Un jour, mon téléphone sonne dans le train vers st Lazare : "Allo... C'est xxxx... Je crois que vous connaissiez bien Florence de SIS ? Je voulais vous informer qu'elle nous a quittés il y a un mois...". Après l'évocation de bons vieux temps à SIS (un des temples de la post-prod cinéma) et de la personnalité de Florence, je raccroche bouche bée.

Même pas 50 ans, et Florence ne pourra plus nous parler, nous "rire" (pardon pour ce néologisme). Je suis pétrifié et triste de ce temps perdu dans un futur gommé. Car ce n'est pas juste dans le passé qu'on a pu gâcher du temps, c'est aussi dans le futur.

J'avais rencontré Florence Abiven suite à une "tuile" sur mon premier court-métrage : "1 franc". Tourné en 35mm (chef-op Philippe Guilbert), on m'avait conseillé de monter, bruiter et mixer à SIS, dont j'étais, par le plus grand des hasards, voisins. A SIS, par la fenêtre, on voyait se garer Leconte, Polanski ou voir Nicole Garcia embrasser François Berléand dans la voiture. A la cantine, Mocky se plaignait (une constante) et Claire Denis était leader de sa tablée. Patrice Chéreau se détendait au standard téléphonique...

Lors du report optique des sons (on reporte les sons enregistrés sur de la pellicule 35mm pour pouvoir mixer), la monteuse image s'est cru sur un long-métrage et a quasiment tout commandé. Pas juste les meilleures prises, mais presque toutes. Quand j'ai reçu la facture un mois après, j'étais frigorifié. Et j'étais clairement en danger financièrement. Nous parlions de 4 ou 5000 euros juste pour ces sons, alors qu'un dizième aurait suffi.
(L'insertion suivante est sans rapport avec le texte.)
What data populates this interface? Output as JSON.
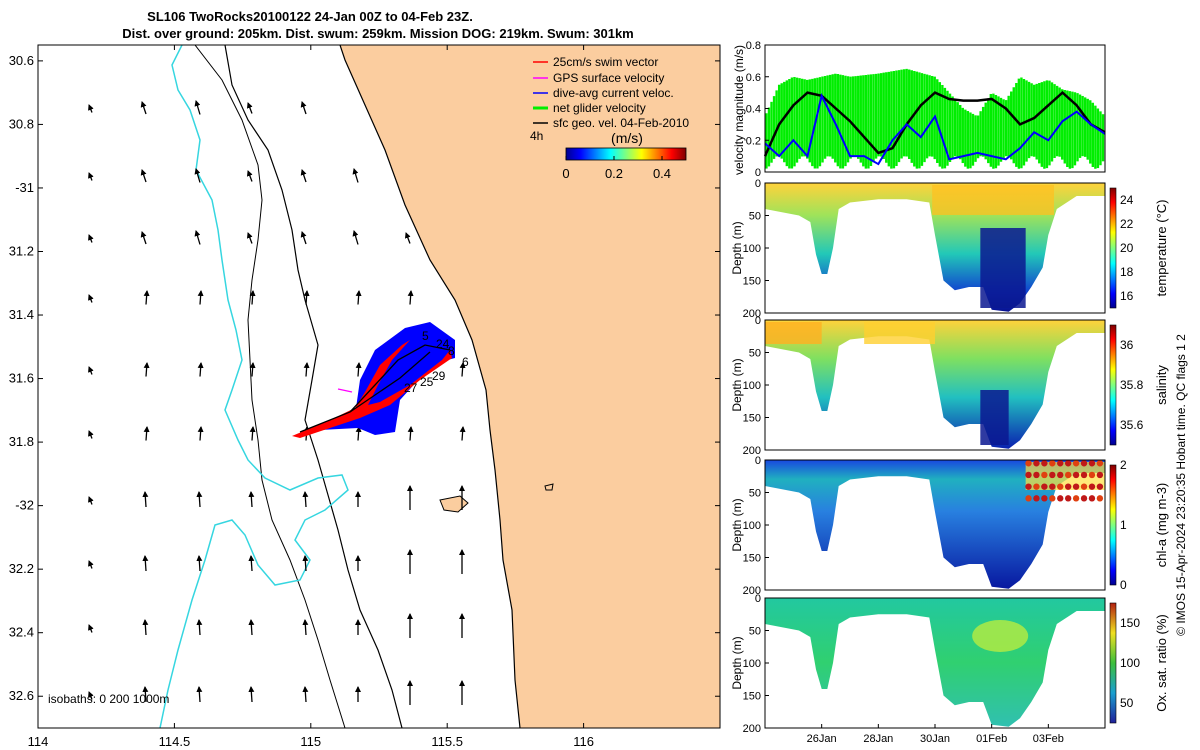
{
  "title_line1": "SL106 TwoRocks20100122 24-Jan 00Z to 04-Feb 23Z.",
  "title_line2": "Dist. over ground: 205km. Dist. swum: 259km. Mission DOG: 219km. Swum: 301km",
  "credit": "© IMOS 15-Apr-2024 23:20:35 Hobart time. QC flags 1  2",
  "colors": {
    "land": "#fbcd9f",
    "isobath_shallow": "#36d6e0",
    "isobath_deep": "#000000",
    "swim_vector": "#ff0000",
    "gps_velocity": "#ff00ff",
    "dive_current": "#0000ff",
    "net_velocity": "#00ee00",
    "geo_vector": "#000000",
    "trajectory_blue": "#0000ff",
    "trajectory_red": "#ff0000"
  },
  "chart_data": [
    {
      "type": "line",
      "name": "map",
      "xlim": [
        114,
        116.5
      ],
      "ylim": [
        -32.7,
        -30.55
      ],
      "x_ticks": [
        114,
        114.5,
        115,
        115.5,
        116
      ],
      "x_tick_labels": [
        "114",
        "114.5",
        "115",
        "115.5",
        "116"
      ],
      "y_ticks": [
        -30.6,
        -30.8,
        -31,
        -31.2,
        -31.4,
        -31.6,
        -31.8,
        -32,
        -32.2,
        -32.4,
        -32.6
      ],
      "y_tick_labels": [
        "30.6",
        "30.8",
        "-31",
        "31.2",
        "31.4",
        "31.6",
        "31.8",
        "-32",
        "32.2",
        "32.4",
        "32.6"
      ],
      "legend": [
        {
          "label": "25cm/s swim vector",
          "color": "#ff0000"
        },
        {
          "label": "GPS surface velocity",
          "color": "#ff00ff"
        },
        {
          "label": "dive-avg current veloc.",
          "color": "#0000ff"
        },
        {
          "label": "net glider velocity",
          "color": "#00ee00"
        },
        {
          "label": "sfc geo. vel. 04-Feb-2010",
          "color": "#000000"
        }
      ],
      "colorbar": {
        "label": "(m/s)",
        "ticks": [
          0,
          0.2,
          0.4
        ],
        "range": [
          0,
          0.5
        ],
        "side_label": "4h"
      },
      "isobaths_label": "isobaths: 0   200  1000m",
      "track_labels": [
        "5",
        "24",
        "8",
        "6",
        "29",
        "25",
        "27"
      ]
    },
    {
      "type": "line",
      "name": "velocity",
      "ylabel": "velocity magnitude (m/s)",
      "ylim": [
        0,
        0.8
      ],
      "y_ticks": [
        0,
        0.2,
        0.4,
        0.6,
        0.8
      ],
      "x_range_days": [
        24,
        36
      ],
      "series": [
        {
          "color": "#00ee00",
          "x": [
            24.0,
            24.5,
            25.0,
            25.5,
            26.0,
            26.5,
            27.0,
            28.0,
            29.0,
            30.0,
            30.5,
            31.0,
            31.5,
            32.0,
            32.5,
            33.0,
            33.5,
            34.0,
            34.5,
            35.0,
            35.5,
            36.0
          ],
          "values": [
            0.35,
            0.55,
            0.6,
            0.58,
            0.6,
            0.62,
            0.6,
            0.62,
            0.65,
            0.6,
            0.5,
            0.4,
            0.35,
            0.5,
            0.45,
            0.6,
            0.55,
            0.58,
            0.52,
            0.5,
            0.45,
            0.35
          ]
        },
        {
          "color": "#000000",
          "x": [
            24.0,
            24.5,
            25.0,
            25.5,
            26.0,
            26.5,
            27.0,
            27.5,
            28.0,
            28.5,
            29.0,
            29.5,
            30.0,
            30.5,
            31.0,
            31.5,
            32.0,
            32.5,
            33.0,
            33.5,
            34.0,
            34.5,
            35.0,
            35.5,
            36.0
          ],
          "values": [
            0.1,
            0.3,
            0.42,
            0.5,
            0.48,
            0.4,
            0.32,
            0.22,
            0.12,
            0.15,
            0.3,
            0.42,
            0.5,
            0.46,
            0.45,
            0.45,
            0.46,
            0.4,
            0.3,
            0.34,
            0.42,
            0.5,
            0.42,
            0.3,
            0.25
          ]
        },
        {
          "color": "#0000ff",
          "x": [
            24.0,
            24.5,
            25.0,
            25.5,
            26.0,
            26.5,
            27.0,
            27.5,
            28.0,
            28.5,
            29.0,
            29.5,
            30.0,
            30.5,
            31.0,
            31.5,
            32.0,
            32.5,
            33.0,
            33.5,
            34.0,
            34.5,
            35.0,
            35.5,
            36.0
          ],
          "values": [
            0.18,
            0.1,
            0.2,
            0.1,
            0.48,
            0.3,
            0.1,
            0.1,
            0.05,
            0.2,
            0.3,
            0.22,
            0.35,
            0.08,
            0.1,
            0.12,
            0.1,
            0.08,
            0.15,
            0.25,
            0.2,
            0.32,
            0.38,
            0.3,
            0.24
          ]
        }
      ]
    },
    {
      "type": "heatmap",
      "name": "temperature",
      "ylabel": "Depth (m)",
      "cbar_label": "temperature (°C)",
      "cbar_ticks": [
        24,
        22,
        20,
        18,
        16
      ],
      "cbar_range": [
        15,
        25
      ],
      "y_ticks": [
        0,
        50,
        100,
        150,
        200
      ]
    },
    {
      "type": "heatmap",
      "name": "salinity",
      "ylabel": "Depth (m)",
      "cbar_label": "salinity",
      "cbar_ticks": [
        36,
        35.8,
        35.6
      ],
      "cbar_range": [
        35.5,
        36.1
      ],
      "y_ticks": [
        0,
        50,
        100,
        150,
        200
      ]
    },
    {
      "type": "heatmap",
      "name": "chl",
      "ylabel": "Depth (m)",
      "cbar_label": "chl-a (mg m-3)",
      "cbar_ticks": [
        2,
        1,
        0
      ],
      "cbar_range": [
        0,
        2
      ],
      "y_ticks": [
        0,
        50,
        100,
        150,
        200
      ]
    },
    {
      "type": "heatmap",
      "name": "oxygen",
      "ylabel": "Depth (m)",
      "cbar_label": "Ox. sat. ratio (%)",
      "cbar_ticks": [
        150,
        100,
        50
      ],
      "cbar_range": [
        25,
        175
      ],
      "y_ticks": [
        0,
        50,
        100,
        150,
        200
      ],
      "x_ticks": [
        26,
        28,
        30,
        32,
        34
      ],
      "x_tick_labels": [
        "26Jan",
        "28Jan",
        "30Jan",
        "01Feb",
        "03Feb"
      ]
    }
  ]
}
J'avais décidé de quitter "Nulle part ailleurs" fatigué par la reprise en main de l'émission par Antoine de Caunes (dont son équipe avait viré les deux productrices historiques et utilisé un de mes projets pour ce qui allait devenir les personnages avec José Garcia) pour produire mon premier film et je devais faire attention...

La compte en banque avait plongé pour ce malentendu avec cette monteuse...

Il m'a fallu appeler Florence Abiven pour lui dire que je m'étais fait avoir et qu'il me faudrait un étalonnage des paiements. Elle m'a donné rendez-vous, nous avons analysé la situation, elle a supprimé 80% de ma facture et m'a invité à la fête de la Galette des rois de SIS (fête convoitée). Mon cauchemar s'est transformé en épiphanie...

Dans les 15 ans qui ont suivi, je suis devenu un client de SIS puis de "Cinéphase". Comme tout homme normalement constitué, je suis aussi tombé "amoureux" d'elle, de son charisme et de son humanisme.. Elle se désolait du rachat de SIS par un groupement immobilier (Phoenix) et l'arrivée du grand capital dans un monde du cinéma certes pas pauvre, mais avec une relative dignité...

Cela m'a fait de la peine qu'elle ait de la peine.

Mon dernier contact avec elle fut pour le montage de "La relativité expliquée aux enfants" à Cinéphase. Mes parents (de passage à paris) étaient là et regardaient le travail de Anne Maisonhaute à la console.

Florence était une femme fantastique, parfois rêche comme un de ses huitres bretonnes, sa région natale. Presque toujours ouverte et rieuse comme une méridionale qu'elle n'était pas mais à qui elle ressemblait beaucoup. Un sacré grand écart. Elle s'amusait de ses goûts simples en cinéma, parfois à l'envers des clients qu'elle avait. Elle me parlait aussi de ceux (cinéastes, producteurs, acteurs) qui mettaient une ambiance délétère et de parvenus, dans ce SIS qu'elle pilotait. Elle était capable de ne plus les accueillir, quitte à perdre de l'argent.

C'était aussi ça Florence...

Effaré par le peu de traces sur elle sur le web, j'ai décidé de lui dédier "20 mètres d'amour à Montmartre", un film pour lequel nous avions travaillé ensemble...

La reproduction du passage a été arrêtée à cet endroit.